Я снял комнату в Замоскворечье, в тихом, безлюдном месте, у просфорни. Комната лепилась под самой крышей, рядом с чердаком, где беспрестанно возились крысы и мыши. Старушка-хозяйка с сомнением осмотрела мою сплющенную корзину, потёртое пальто, пачку книг. Я успокоил её, заверив, что я – студент, живу уроками.
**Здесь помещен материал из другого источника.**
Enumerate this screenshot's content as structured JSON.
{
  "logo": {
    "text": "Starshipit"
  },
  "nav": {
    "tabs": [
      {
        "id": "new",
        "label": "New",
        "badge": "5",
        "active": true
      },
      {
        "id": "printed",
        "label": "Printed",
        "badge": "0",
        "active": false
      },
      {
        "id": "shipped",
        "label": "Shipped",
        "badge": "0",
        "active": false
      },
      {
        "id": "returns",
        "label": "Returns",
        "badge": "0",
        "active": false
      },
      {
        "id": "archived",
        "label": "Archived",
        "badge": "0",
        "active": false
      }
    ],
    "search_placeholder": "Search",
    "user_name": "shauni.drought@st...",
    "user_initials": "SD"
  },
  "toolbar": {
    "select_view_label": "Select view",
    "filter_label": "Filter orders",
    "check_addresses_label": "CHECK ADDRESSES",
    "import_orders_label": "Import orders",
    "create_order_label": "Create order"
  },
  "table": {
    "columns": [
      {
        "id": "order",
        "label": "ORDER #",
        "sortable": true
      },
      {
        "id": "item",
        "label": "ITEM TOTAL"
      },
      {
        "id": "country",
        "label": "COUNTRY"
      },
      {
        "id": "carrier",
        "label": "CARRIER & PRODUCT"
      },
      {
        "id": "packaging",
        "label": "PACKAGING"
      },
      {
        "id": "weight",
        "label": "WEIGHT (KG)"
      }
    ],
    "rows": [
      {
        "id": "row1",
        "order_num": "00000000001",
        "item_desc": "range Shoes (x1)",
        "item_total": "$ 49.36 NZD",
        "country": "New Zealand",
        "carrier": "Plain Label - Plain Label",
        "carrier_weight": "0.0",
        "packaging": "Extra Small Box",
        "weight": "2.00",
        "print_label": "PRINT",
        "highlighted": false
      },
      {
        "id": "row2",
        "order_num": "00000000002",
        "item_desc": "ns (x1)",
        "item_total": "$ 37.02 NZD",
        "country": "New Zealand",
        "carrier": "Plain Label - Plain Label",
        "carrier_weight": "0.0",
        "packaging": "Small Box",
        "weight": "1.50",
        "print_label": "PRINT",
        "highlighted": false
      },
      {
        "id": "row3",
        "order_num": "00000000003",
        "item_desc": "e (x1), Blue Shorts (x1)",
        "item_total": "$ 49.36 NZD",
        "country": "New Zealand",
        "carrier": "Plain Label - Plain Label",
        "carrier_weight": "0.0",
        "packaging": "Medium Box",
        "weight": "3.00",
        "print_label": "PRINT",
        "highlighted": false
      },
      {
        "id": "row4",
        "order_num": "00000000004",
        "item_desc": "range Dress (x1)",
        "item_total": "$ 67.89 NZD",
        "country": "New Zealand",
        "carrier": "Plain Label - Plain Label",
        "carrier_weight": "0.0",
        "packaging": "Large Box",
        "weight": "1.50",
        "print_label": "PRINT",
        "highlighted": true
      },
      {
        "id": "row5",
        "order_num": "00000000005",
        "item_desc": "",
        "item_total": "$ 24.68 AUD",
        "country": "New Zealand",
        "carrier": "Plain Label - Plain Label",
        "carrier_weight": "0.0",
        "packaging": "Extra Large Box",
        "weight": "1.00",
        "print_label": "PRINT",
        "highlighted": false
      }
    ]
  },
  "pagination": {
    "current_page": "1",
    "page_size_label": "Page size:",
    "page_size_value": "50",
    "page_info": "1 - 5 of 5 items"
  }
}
Явочных адресов в организацию у меня не было. Я решил идти окольными путями, припомнил своих прежних знакомых. Полученные справки привели, прежде всего, к Володе Ашмурину. В бытность мою в семинарии мы встречались с Володей в подпольном ученическом кружке, позже работали вместе в губернской группе большевиков. Володя отличался рассеянностью, безалаберностью, склонностями к лёгкой иронии и к искусству. Он писал рассказы, очерки, фельетоны, помещая их в местной народнической газете. Партийные поручения выполнял исправно, но как бы снисходительно и немного дурашливо. Жил тогда Ашмурин в полуподвале, просторном, но сыром. В комнате никогда не убиралась постель, валялось, свешиваясь на грязный пол, дырявое одеяло; простыня и подушка имели такой вид, точно на кровати недавно происходило побоище; из угла торчали растрёпанные книги; белела доска с чёрным кругом. По утрам Володя упражнялся в стрельбе из дрянного бульдога, готовясь к боевой деятельности. Я заставал нередко Ашмурина без кальсон, в длинной ночной рубахе, с револьвером в руке. Он скрёб свалявшиеся на голове волосы, заряжал бульдог, в момент выстрела зверски таращил глаза, попадал в круг редко, но, когда попадал, снисходительно утверждал, что из хорошего револьвера он «вгоняет пулю в пулю», свидетелем чего мне, однако, стать не пришлось. Осенью девятьсот пятого года Володя исчез из родного города. Слухи о нём распространились самые разноречивые и неопределённые. В конце декабря он неожиданно снова появился у нас с простреленной рукой. Он бережно держал её на повязке, скрытничал, но стало известно, что он получил рану в Москве, в пресненских боях на баррикадах. Гимназистки смотрели на Володю с восхищением, считали за честь быть в его свите, прославили его как героя. Но герой, оправившись, заскучал, начал подтрунивать над собой, завёл несколько легкомысленных романов, поспешно собрал свои пожитки, уехал. Говорили, что он в Москве; других сведений о нём получить тогда не удалось.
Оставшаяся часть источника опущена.